Rund 47 Millionen Tonnen des jährlich weltweit produzierten Plastiks entfällt auf die Textilbranche. Damit steht sie laut Plastikatlas 2019 auf dem dritten Platz nach der Verpackungsindustrie und dem Bausektor, was die Verarbeitung von Kunststoffen angeht. So wundert es nicht, dass in Zeiten der heißen Klimadebatte und des wachsenden Nachhaltigkeitsbewusstseins auch viele Mode- und Textilhersteller auf umweltschonende und recycelte Produkte setzen. Dabei werben manche damit, dass durch den Kauf eines Kleidungsstücks aus recyceltem Plastik der Kunde zur Säuberung der Meere beiträgt. Andere versichern, dass dadurch Müllmengen reduzieren werden. Plastik aus dem Ozean zu recyceln und zu Kleidung zu machen, löst jedoch das Problem nicht. Denn auch wenn das Plastik noch einmal genutzt wird, landet es früher oder später wieder im Müll beziehungsweise in unseren Ozeanen und Meeren.
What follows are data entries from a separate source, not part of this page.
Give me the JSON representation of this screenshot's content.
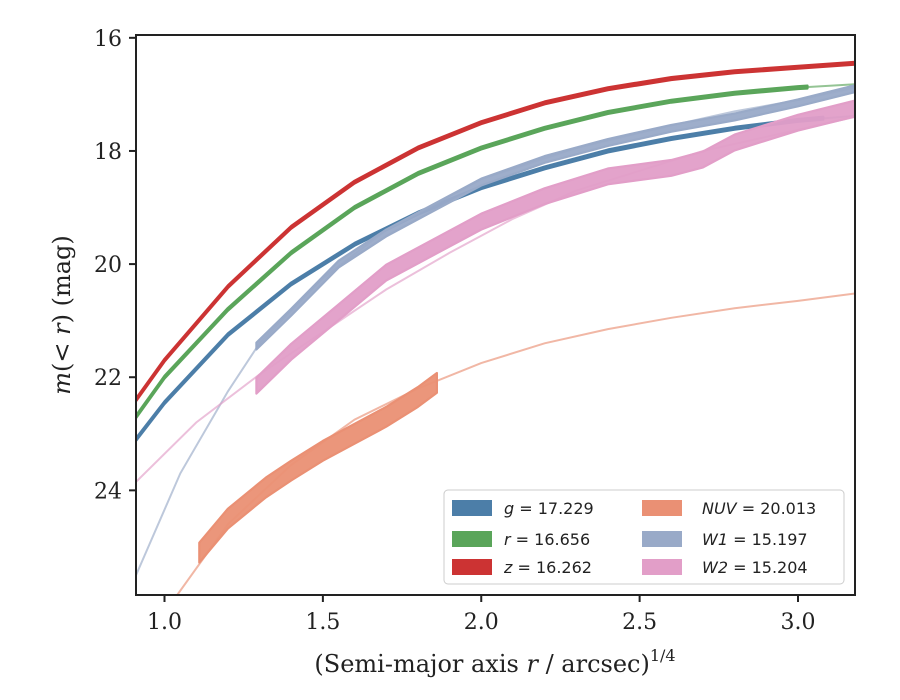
{
  "chart_data": {
    "type": "line",
    "xlabel": "(Semi-major axis r / arcsec)^{1/4}",
    "xlabel_parts": {
      "prefix": "(Semi-major axis ",
      "var": "r",
      "suffix": " / arcsec)",
      "exponent": "1/4"
    },
    "ylabel": "m(< r) (mag)",
    "ylabel_parts": {
      "var": "m",
      "open": "(",
      "lt": "< ",
      "r": "r",
      "close": ")",
      "unit": " (mag)"
    },
    "xlim": [
      0.91,
      3.18
    ],
    "ylim": [
      25.85,
      15.95
    ],
    "y_inverted": true,
    "x_ticks": [
      1.0,
      1.5,
      2.0,
      2.5,
      3.0
    ],
    "x_tick_labels": [
      "1.0",
      "1.5",
      "2.0",
      "2.5",
      "3.0"
    ],
    "y_ticks": [
      16,
      18,
      20,
      22,
      24
    ],
    "y_tick_labels": [
      "16",
      "18",
      "20",
      "22",
      "24"
    ],
    "grid": false,
    "legend_position": "lower-right",
    "legend_entries": [
      {
        "band": "g",
        "value": "17.229"
      },
      {
        "band": "r",
        "value": "16.656"
      },
      {
        "band": "z",
        "value": "16.262"
      },
      {
        "band": "NUV",
        "value": "20.013"
      },
      {
        "band": "W1",
        "value": "15.197"
      },
      {
        "band": "W2",
        "value": "15.204"
      }
    ],
    "series": [
      {
        "name": "g = 17.229",
        "color": "#4c7ea8",
        "band_width": 0.05,
        "thick_x_range": [
          0.91,
          3.08
        ],
        "thin": [
          [
            0.91,
            23.1
          ],
          [
            1.0,
            22.45
          ],
          [
            1.2,
            21.25
          ],
          [
            1.4,
            20.35
          ],
          [
            1.6,
            19.65
          ],
          [
            1.8,
            19.1
          ],
          [
            2.0,
            18.65
          ],
          [
            2.2,
            18.3
          ],
          [
            2.4,
            18.0
          ],
          [
            2.6,
            17.78
          ],
          [
            2.8,
            17.6
          ],
          [
            3.0,
            17.46
          ],
          [
            3.18,
            17.38
          ]
        ],
        "thick": [
          [
            0.91,
            23.1
          ],
          [
            1.0,
            22.45
          ],
          [
            1.2,
            21.25
          ],
          [
            1.4,
            20.35
          ],
          [
            1.6,
            19.65
          ],
          [
            1.8,
            19.1
          ],
          [
            2.0,
            18.65
          ],
          [
            2.2,
            18.3
          ],
          [
            2.4,
            18.0
          ],
          [
            2.6,
            17.78
          ],
          [
            2.8,
            17.6
          ],
          [
            3.0,
            17.46
          ],
          [
            3.08,
            17.42
          ]
        ]
      },
      {
        "name": "r = 16.656",
        "color": "#5aa55a",
        "band_width": 0.05,
        "thick_x_range": [
          0.91,
          3.03
        ],
        "thin": [
          [
            0.91,
            22.7
          ],
          [
            1.0,
            22.0
          ],
          [
            1.2,
            20.8
          ],
          [
            1.4,
            19.8
          ],
          [
            1.6,
            19.0
          ],
          [
            1.8,
            18.4
          ],
          [
            2.0,
            17.95
          ],
          [
            2.2,
            17.6
          ],
          [
            2.4,
            17.32
          ],
          [
            2.6,
            17.12
          ],
          [
            2.8,
            16.98
          ],
          [
            3.0,
            16.88
          ],
          [
            3.18,
            16.82
          ]
        ],
        "thick": [
          [
            0.91,
            22.7
          ],
          [
            1.0,
            22.0
          ],
          [
            1.2,
            20.8
          ],
          [
            1.4,
            19.8
          ],
          [
            1.6,
            19.0
          ],
          [
            1.8,
            18.4
          ],
          [
            2.0,
            17.95
          ],
          [
            2.2,
            17.6
          ],
          [
            2.4,
            17.32
          ],
          [
            2.6,
            17.12
          ],
          [
            2.8,
            16.98
          ],
          [
            3.0,
            16.88
          ],
          [
            3.03,
            16.87
          ]
        ]
      },
      {
        "name": "z = 16.262",
        "color": "#cc3333",
        "band_width": 0.05,
        "thick_x_range": [
          0.91,
          3.18
        ],
        "thin": [
          [
            0.91,
            22.4
          ],
          [
            1.0,
            21.7
          ],
          [
            1.2,
            20.4
          ],
          [
            1.4,
            19.35
          ],
          [
            1.6,
            18.55
          ],
          [
            1.8,
            17.95
          ],
          [
            2.0,
            17.5
          ],
          [
            2.2,
            17.15
          ],
          [
            2.4,
            16.9
          ],
          [
            2.6,
            16.72
          ],
          [
            2.8,
            16.6
          ],
          [
            3.0,
            16.52
          ],
          [
            3.18,
            16.45
          ]
        ],
        "thick": [
          [
            0.91,
            22.4
          ],
          [
            1.0,
            21.7
          ],
          [
            1.2,
            20.4
          ],
          [
            1.4,
            19.35
          ],
          [
            1.6,
            18.55
          ],
          [
            1.8,
            17.95
          ],
          [
            2.0,
            17.5
          ],
          [
            2.2,
            17.15
          ],
          [
            2.4,
            16.9
          ],
          [
            2.6,
            16.72
          ],
          [
            2.8,
            16.6
          ],
          [
            3.0,
            16.52
          ],
          [
            3.18,
            16.45
          ]
        ]
      },
      {
        "name": "NUV = 20.013",
        "color": "#ea9074",
        "band_width": 0.35,
        "thick_x_range": [
          1.11,
          1.86
        ],
        "thin": [
          [
            1.04,
            25.85
          ],
          [
            1.2,
            24.6
          ],
          [
            1.4,
            23.55
          ],
          [
            1.6,
            22.75
          ],
          [
            1.8,
            22.2
          ],
          [
            2.0,
            21.75
          ],
          [
            2.2,
            21.4
          ],
          [
            2.4,
            21.15
          ],
          [
            2.6,
            20.95
          ],
          [
            2.8,
            20.78
          ],
          [
            3.0,
            20.65
          ],
          [
            3.18,
            20.52
          ]
        ],
        "thick": [
          [
            1.11,
            25.1
          ],
          [
            1.2,
            24.5
          ],
          [
            1.32,
            23.95
          ],
          [
            1.4,
            23.65
          ],
          [
            1.5,
            23.3
          ],
          [
            1.6,
            23.0
          ],
          [
            1.7,
            22.7
          ],
          [
            1.8,
            22.35
          ],
          [
            1.86,
            22.1
          ]
        ]
      },
      {
        "name": "W1 = 15.197",
        "color": "#99aac8",
        "band_width": 0.12,
        "thick_x_range": [
          1.29,
          3.18
        ],
        "thin": [
          [
            0.91,
            25.5
          ],
          [
            1.05,
            23.7
          ],
          [
            1.2,
            22.25
          ],
          [
            1.3,
            21.4
          ],
          [
            1.5,
            20.25
          ],
          [
            1.7,
            19.4
          ],
          [
            2.0,
            18.5
          ],
          [
            2.3,
            17.95
          ],
          [
            2.6,
            17.55
          ],
          [
            2.8,
            17.3
          ],
          [
            3.0,
            17.1
          ],
          [
            3.18,
            16.88
          ]
        ],
        "thick": [
          [
            1.29,
            21.45
          ],
          [
            1.4,
            20.85
          ],
          [
            1.55,
            20.0
          ],
          [
            1.7,
            19.45
          ],
          [
            1.85,
            19.0
          ],
          [
            2.0,
            18.55
          ],
          [
            2.2,
            18.15
          ],
          [
            2.4,
            17.85
          ],
          [
            2.6,
            17.6
          ],
          [
            2.8,
            17.4
          ],
          [
            3.0,
            17.15
          ],
          [
            3.18,
            16.9
          ]
        ]
      },
      {
        "name": "W2 = 15.204",
        "color": "#e29ec8",
        "band_width": 0.28,
        "thick_x_range": [
          1.29,
          3.18
        ],
        "thin": [
          [
            0.91,
            23.85
          ],
          [
            1.1,
            22.8
          ],
          [
            1.3,
            21.95
          ],
          [
            1.5,
            21.2
          ],
          [
            1.7,
            20.45
          ],
          [
            1.9,
            19.8
          ],
          [
            2.1,
            19.2
          ],
          [
            2.3,
            18.7
          ],
          [
            2.5,
            18.35
          ],
          [
            2.7,
            18.0
          ],
          [
            2.9,
            17.75
          ],
          [
            3.18,
            17.4
          ]
        ],
        "thick": [
          [
            1.29,
            22.15
          ],
          [
            1.4,
            21.55
          ],
          [
            1.55,
            20.85
          ],
          [
            1.7,
            20.15
          ],
          [
            1.85,
            19.7
          ],
          [
            2.0,
            19.25
          ],
          [
            2.2,
            18.8
          ],
          [
            2.4,
            18.45
          ],
          [
            2.6,
            18.3
          ],
          [
            2.7,
            18.15
          ],
          [
            2.8,
            17.85
          ],
          [
            3.0,
            17.5
          ],
          [
            3.18,
            17.25
          ]
        ]
      }
    ]
  }
}
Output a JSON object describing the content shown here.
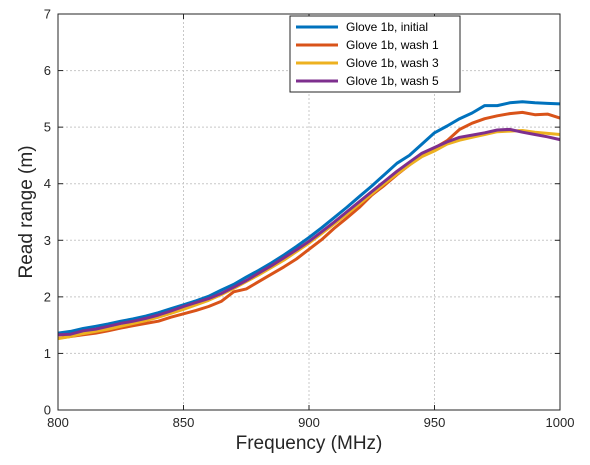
{
  "chart_data": {
    "type": "line",
    "xlabel": "Frequency (MHz)",
    "ylabel": "Read range (m)",
    "xlim": [
      800,
      1000
    ],
    "ylim": [
      0,
      7
    ],
    "x_ticks": [
      800,
      850,
      900,
      950,
      1000
    ],
    "y_ticks": [
      0,
      1,
      2,
      3,
      4,
      5,
      6,
      7
    ],
    "grid": true,
    "legend_position": "top-right",
    "series": [
      {
        "name": "Glove 1b, initial",
        "color": "#0072BD",
        "x": [
          800,
          805,
          810,
          815,
          820,
          825,
          830,
          835,
          840,
          845,
          850,
          855,
          860,
          865,
          870,
          875,
          880,
          885,
          890,
          895,
          900,
          905,
          910,
          915,
          920,
          925,
          930,
          935,
          940,
          945,
          950,
          955,
          960,
          965,
          970,
          975,
          980,
          985,
          990,
          995,
          1000
        ],
        "values": [
          1.36,
          1.39,
          1.44,
          1.48,
          1.52,
          1.57,
          1.61,
          1.66,
          1.72,
          1.79,
          1.86,
          1.93,
          2.01,
          2.12,
          2.22,
          2.35,
          2.47,
          2.6,
          2.74,
          2.89,
          3.05,
          3.22,
          3.4,
          3.58,
          3.77,
          3.96,
          4.16,
          4.36,
          4.5,
          4.7,
          4.9,
          5.02,
          5.15,
          5.25,
          5.38,
          5.38,
          5.43,
          5.45,
          5.43,
          5.42,
          5.41
        ]
      },
      {
        "name": "Glove 1b, wash 1",
        "color": "#D95319",
        "x": [
          800,
          805,
          810,
          815,
          820,
          825,
          830,
          835,
          840,
          845,
          850,
          855,
          860,
          865,
          870,
          875,
          880,
          885,
          890,
          895,
          900,
          905,
          910,
          915,
          920,
          925,
          930,
          935,
          940,
          945,
          950,
          955,
          960,
          965,
          970,
          975,
          980,
          985,
          990,
          995,
          1000
        ],
        "values": [
          1.27,
          1.3,
          1.33,
          1.36,
          1.4,
          1.45,
          1.49,
          1.53,
          1.57,
          1.64,
          1.7,
          1.76,
          1.83,
          1.92,
          2.09,
          2.14,
          2.27,
          2.4,
          2.53,
          2.67,
          2.84,
          3.01,
          3.21,
          3.39,
          3.58,
          3.8,
          3.97,
          4.16,
          4.33,
          4.5,
          4.63,
          4.76,
          4.96,
          5.07,
          5.15,
          5.2,
          5.24,
          5.26,
          5.22,
          5.23,
          5.16
        ]
      },
      {
        "name": "Glove 1b, wash 3",
        "color": "#EDB120",
        "x": [
          800,
          805,
          810,
          815,
          820,
          825,
          830,
          835,
          840,
          845,
          850,
          855,
          860,
          865,
          870,
          875,
          880,
          885,
          890,
          895,
          900,
          905,
          910,
          915,
          920,
          925,
          930,
          935,
          940,
          945,
          950,
          955,
          960,
          965,
          970,
          975,
          980,
          985,
          990,
          995,
          1000
        ],
        "values": [
          1.26,
          1.3,
          1.35,
          1.39,
          1.43,
          1.48,
          1.53,
          1.58,
          1.64,
          1.71,
          1.78,
          1.86,
          1.94,
          2.04,
          2.15,
          2.27,
          2.39,
          2.52,
          2.65,
          2.8,
          2.95,
          3.12,
          3.29,
          3.46,
          3.64,
          3.82,
          4.0,
          4.17,
          4.33,
          4.48,
          4.58,
          4.7,
          4.77,
          4.82,
          4.87,
          4.92,
          4.93,
          4.94,
          4.91,
          4.89,
          4.87
        ]
      },
      {
        "name": "Glove 1b, wash 5",
        "color": "#7E2F8E",
        "x": [
          800,
          805,
          810,
          815,
          820,
          825,
          830,
          835,
          840,
          845,
          850,
          855,
          860,
          865,
          870,
          875,
          880,
          885,
          890,
          895,
          900,
          905,
          910,
          915,
          920,
          925,
          930,
          935,
          940,
          945,
          950,
          955,
          960,
          965,
          970,
          975,
          980,
          985,
          990,
          995,
          1000
        ],
        "values": [
          1.33,
          1.34,
          1.4,
          1.43,
          1.48,
          1.53,
          1.57,
          1.62,
          1.68,
          1.75,
          1.83,
          1.9,
          1.97,
          2.06,
          2.17,
          2.29,
          2.42,
          2.55,
          2.69,
          2.83,
          2.98,
          3.15,
          3.32,
          3.5,
          3.68,
          3.86,
          4.04,
          4.22,
          4.38,
          4.54,
          4.64,
          4.74,
          4.82,
          4.86,
          4.9,
          4.95,
          4.96,
          4.91,
          4.87,
          4.83,
          4.78
        ]
      }
    ]
  }
}
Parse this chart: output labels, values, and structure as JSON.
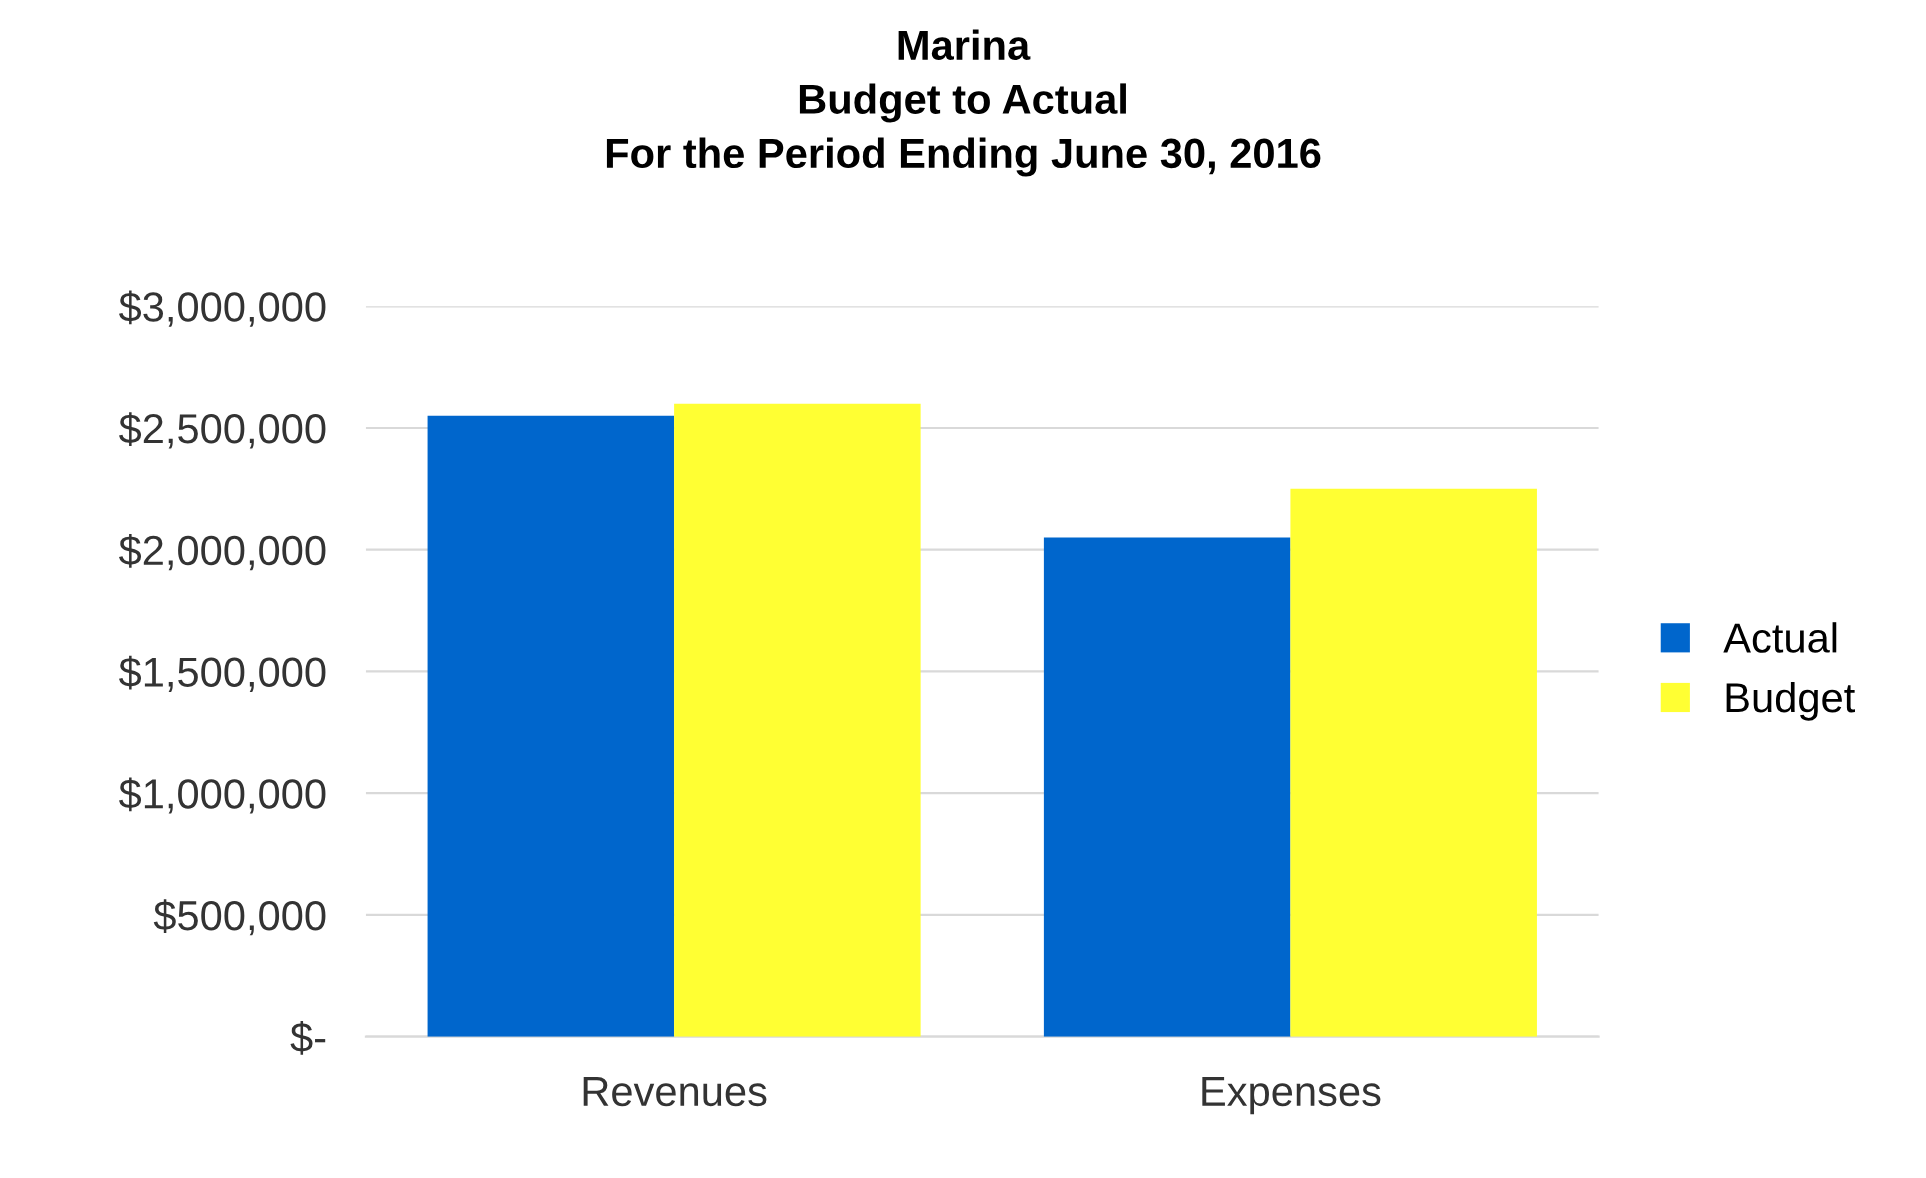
{
  "chart_data": {
    "type": "bar",
    "title": "Marina\nBudget to Actual\nFor the Period Ending June 30, 2016",
    "categories": [
      "Revenues",
      "Expenses"
    ],
    "series": [
      {
        "name": "Actual",
        "color": "#0066cc",
        "values": [
          2550000,
          2050000
        ]
      },
      {
        "name": "Budget",
        "color": "#ffff33",
        "values": [
          2600000,
          2250000
        ]
      }
    ],
    "ylim": [
      0,
      3000000
    ],
    "yticks": [
      {
        "value": 0,
        "label": "$-"
      },
      {
        "value": 500000,
        "label": "$500,000"
      },
      {
        "value": 1000000,
        "label": "$1,000,000"
      },
      {
        "value": 1500000,
        "label": "$1,500,000"
      },
      {
        "value": 2000000,
        "label": "$2,000,000"
      },
      {
        "value": 2500000,
        "label": "$2,500,000"
      },
      {
        "value": 3000000,
        "label": "$3,000,000"
      }
    ],
    "grid": "y",
    "legend": "right"
  }
}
Es ist also nur ein Zwischenschritt, der den Abfall nicht reduziert. Es ist mehr ein gutes Marketing, als nachhaltige Lösung.
Recycelt mit CO2
Zum einen fehlt in Ländern wie Indonesien und China fehlt die Infrastruktur, um genug sortierten Müll zu sammeln. Manche Hersteller lassen daher sogar recyceltes Plastik aus Europa nach Asien einfliegen, dort zu Garn verarbeiten und dann wieder nach Europa zu transportieren. Zum anderen lassen sich viele Plastikprodukte und Textilien aus Kunstfasern dann wieder nicht recyceln, weil sie zu verschmutzt oder nicht sortenrein sind. Was folgt, sind aufwendige Sortier-, Reinigungs- und Recyclingprozesse, damit daraus eine hochwertige Faser entsteht. Der Trend zu recyceltem Plastik ist so groß, dass Produzenten sogar komplett neues PET nutzen. Entweder wird also zusätzlicher Kunststoff für die Textilbranche produziert oder CO2-teuer extra eingeflogen. Am Ende landet alles als Plastik wieder im Müll und das Problem des Mikroplastiks wird noch größer.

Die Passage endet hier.